Este viernes se están cumpliendo 20 años de la segunda desaparición de Jorge Julio López, el albañil de La Plata que se convirtió en uno de los símbolos más dolorosos de la lucha por los derechos humanos en democracia.
El 18 de septiembre de 2006, López salió de su casa en el barrio platense de Los Hornos, y nunca llegó a los tribunales federales, donde estaba previsto que se leyeran los alegatos finales del juicio contra el represor Miguel Etchecolatz.
Dos décadas después, la causa que investiga su paradero sigue sin arrojar resultados concretos. No hay detenidos ni sospechosos formalmente acusados y la desaparición de López permanece como una de las principales deudas pendientes de la democracia argentina en materia de memoria, verdad y justicia.
La declaración que lo llevó a desaparecer
López había sido secuestrado por primera vez el 27 de octubre de 1976, en plena dictadura cívico-militar, y permaneció casi tres años detenido en distintos centros clandestinos a cargo de Etchecolatz, entre ellos el Pozo de Arana. Fue liberado el 25 de junio de 1979 y, casi 30 años más tarde, decidió declarar como testigo en el juicio contra su torturador.
El 28 de junio de 2006 había brindado un testimonio clave para la condena. Ante el tribunal describió las torturas sufridas y definió a Etchecolatz como un represor “sin compasión” que ordenaba y presenciaba las ejecuciones de otros detenidos.
Ese relato fue determinante para que, al día siguiente, el Tribunal Oral Federal N° 1 de La Plata condenara a Etchecolatz a reclusión perpetua y calificara los hechos como delitos de lesa humanidad cometidos en el marco de un genocidio, una figura utilizada por primera vez en una sentencia argentina.
Pero López no llegó a escuchar el fallo. Un día antes de esa lectura, aquel 18 de septiembre de hace 2 décadas desapareció camino a los tribunales y desde entonces no se volvió a saber de él.

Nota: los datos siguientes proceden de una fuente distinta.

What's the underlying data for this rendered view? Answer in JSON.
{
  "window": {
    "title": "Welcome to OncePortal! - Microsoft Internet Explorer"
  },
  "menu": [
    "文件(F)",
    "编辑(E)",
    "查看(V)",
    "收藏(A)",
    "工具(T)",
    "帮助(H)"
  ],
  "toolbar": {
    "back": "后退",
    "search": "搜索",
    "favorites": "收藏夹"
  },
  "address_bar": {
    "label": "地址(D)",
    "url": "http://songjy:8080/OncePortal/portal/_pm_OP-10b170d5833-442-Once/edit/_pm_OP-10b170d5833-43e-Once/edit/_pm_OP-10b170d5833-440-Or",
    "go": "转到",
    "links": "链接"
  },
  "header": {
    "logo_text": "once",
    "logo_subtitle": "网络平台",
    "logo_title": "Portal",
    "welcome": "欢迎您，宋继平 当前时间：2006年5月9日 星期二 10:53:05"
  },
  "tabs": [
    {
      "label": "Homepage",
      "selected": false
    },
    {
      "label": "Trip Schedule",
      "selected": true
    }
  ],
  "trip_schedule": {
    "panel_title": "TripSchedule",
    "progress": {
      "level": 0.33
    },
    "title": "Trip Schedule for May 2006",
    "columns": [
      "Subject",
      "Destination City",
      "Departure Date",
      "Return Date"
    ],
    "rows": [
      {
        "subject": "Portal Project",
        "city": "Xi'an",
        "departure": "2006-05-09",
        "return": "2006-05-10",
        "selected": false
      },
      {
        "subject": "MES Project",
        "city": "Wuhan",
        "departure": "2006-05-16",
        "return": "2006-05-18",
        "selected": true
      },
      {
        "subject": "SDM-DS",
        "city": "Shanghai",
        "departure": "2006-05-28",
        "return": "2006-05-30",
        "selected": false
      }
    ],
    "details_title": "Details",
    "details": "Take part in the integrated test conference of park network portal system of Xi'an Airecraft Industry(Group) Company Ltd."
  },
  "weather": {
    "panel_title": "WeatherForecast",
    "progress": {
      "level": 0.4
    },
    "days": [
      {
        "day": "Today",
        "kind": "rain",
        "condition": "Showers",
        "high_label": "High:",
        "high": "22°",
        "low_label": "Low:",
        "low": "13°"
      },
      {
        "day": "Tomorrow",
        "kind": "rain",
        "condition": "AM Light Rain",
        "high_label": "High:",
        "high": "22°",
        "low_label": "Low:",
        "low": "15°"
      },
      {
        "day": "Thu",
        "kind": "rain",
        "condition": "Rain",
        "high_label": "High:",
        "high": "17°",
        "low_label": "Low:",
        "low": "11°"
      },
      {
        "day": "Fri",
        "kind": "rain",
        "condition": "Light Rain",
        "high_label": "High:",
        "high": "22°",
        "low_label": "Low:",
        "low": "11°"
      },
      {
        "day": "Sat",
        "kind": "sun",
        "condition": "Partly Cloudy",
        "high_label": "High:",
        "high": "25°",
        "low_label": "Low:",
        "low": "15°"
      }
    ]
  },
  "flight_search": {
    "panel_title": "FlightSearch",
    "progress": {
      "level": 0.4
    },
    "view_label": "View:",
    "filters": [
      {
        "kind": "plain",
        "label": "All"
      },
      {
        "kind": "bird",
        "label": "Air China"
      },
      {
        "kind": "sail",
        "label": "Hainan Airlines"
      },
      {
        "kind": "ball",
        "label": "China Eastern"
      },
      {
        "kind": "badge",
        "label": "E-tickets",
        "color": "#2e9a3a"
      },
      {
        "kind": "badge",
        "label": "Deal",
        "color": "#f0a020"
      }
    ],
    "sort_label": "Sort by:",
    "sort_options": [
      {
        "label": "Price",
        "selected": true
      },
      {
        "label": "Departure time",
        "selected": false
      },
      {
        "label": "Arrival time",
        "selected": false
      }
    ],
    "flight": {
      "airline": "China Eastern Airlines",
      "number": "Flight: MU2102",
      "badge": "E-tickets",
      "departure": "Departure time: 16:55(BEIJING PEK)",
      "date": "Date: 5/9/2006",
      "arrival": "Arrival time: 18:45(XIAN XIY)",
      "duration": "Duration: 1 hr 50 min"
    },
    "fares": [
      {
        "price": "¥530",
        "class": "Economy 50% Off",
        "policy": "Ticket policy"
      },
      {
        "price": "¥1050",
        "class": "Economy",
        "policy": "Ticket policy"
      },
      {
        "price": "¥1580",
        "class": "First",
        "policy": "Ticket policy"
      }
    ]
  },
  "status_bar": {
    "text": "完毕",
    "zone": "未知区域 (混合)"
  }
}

Una causa sin avances, veinte años después
La investigación por la segunda desaparición de López está radicada en el Juzgado Federal N°1 de La Plata y hoy, 20 años más tarde, no logró determinar las circunstancias del secuestro ni la identidad de los responsables. La causa acumula decenas de cuerpos y miles de fojas, pero ningún sospechoso fue detenido ni imputado formalmente.
Según trascendió, parte del trabajo actual se concentra en el cruce de llamados telefónicos registrados el día de la desaparición, una tarea a cargo de organismos de investigación del Ministerio Público Fiscal. Rubén López, hijo mayor del testigo, señaló que ese cruce de datos todavía no permitió identificar a los responsables.
A eso se sumó, según indicó Rubén López al diario porteño La Nación, el desinterés del gobierno nacional: aseguró que desde la asunción de Javier Milei nadie del Ejecutivo se comunicó con la familia y que se retiró de la investigación un equipo de la Policía de Seguridad Aeroportuaria que colaboraba con la pesquisa.
En paralelo, el Gobierno bonaerense mantiene vigente una recompensa de entre 5 y 10 millones de pesos para quien aporte datos sobre el paradero de López, un monto actualizado en junio de este año.
Marcha y actividades en La Plata por el aniversario
Como cada 18 de septiembre, organizaciones de derechos humanos, sociales y políticas de La Plata convocaron a una nueva marcha para exigir la aparición con vida de López y el avance de la causa. La concentración está prevista para las 17 en Plaza Moreno, desde donde la columna se dirigirá hacia la Gobernación bonaerense.
La agenda por el aniversario incluyó otras actividades en la ciudad: la presentación del libro “Memoria escrita” en la Comisión Provincial de la Memoria y, este viernes, la de “A qué nos podemos acostumbrar” en el Rectorado de la Universidad Nacional de La Plata. Para el sábado se prevé una plantación de árboles en 69 y 140, a metros de la casa donde vivía López en Los Hornos.
A esas actividades se suma la vigilia sonora que una radio comunitaria platense realiza ininterrumpidamente desde 2008 para conmemorar cada aniversario, un formato que combina música y testimonios y que este año se extendió desde la noche del jueves hasta la mañana del viernes.
Un aniversario cruzado por otras dos fechas clave
El vigésimo aniversario de la desaparición de López coincide este año con otras dos efemérides sensibles para la militancia de derechos humanos: los 50 años del golpe cívico-militar de 1976 y los 50 años de la Noche de los Lápices, conmemorados también en los últimos días en La Plata y la región.
Para organizaciones de derechos humanos con actividad en la ciudad, ese cruce de fechas le suma un peso simbólico al reclamo por López: la desaparición de un testigo clave en democracia, tres décadas después del terrorismo de Estado, funciona como alerta de que la investigación permanece abierta más allá del cierre de los juicios por delitos de lesa humanidad.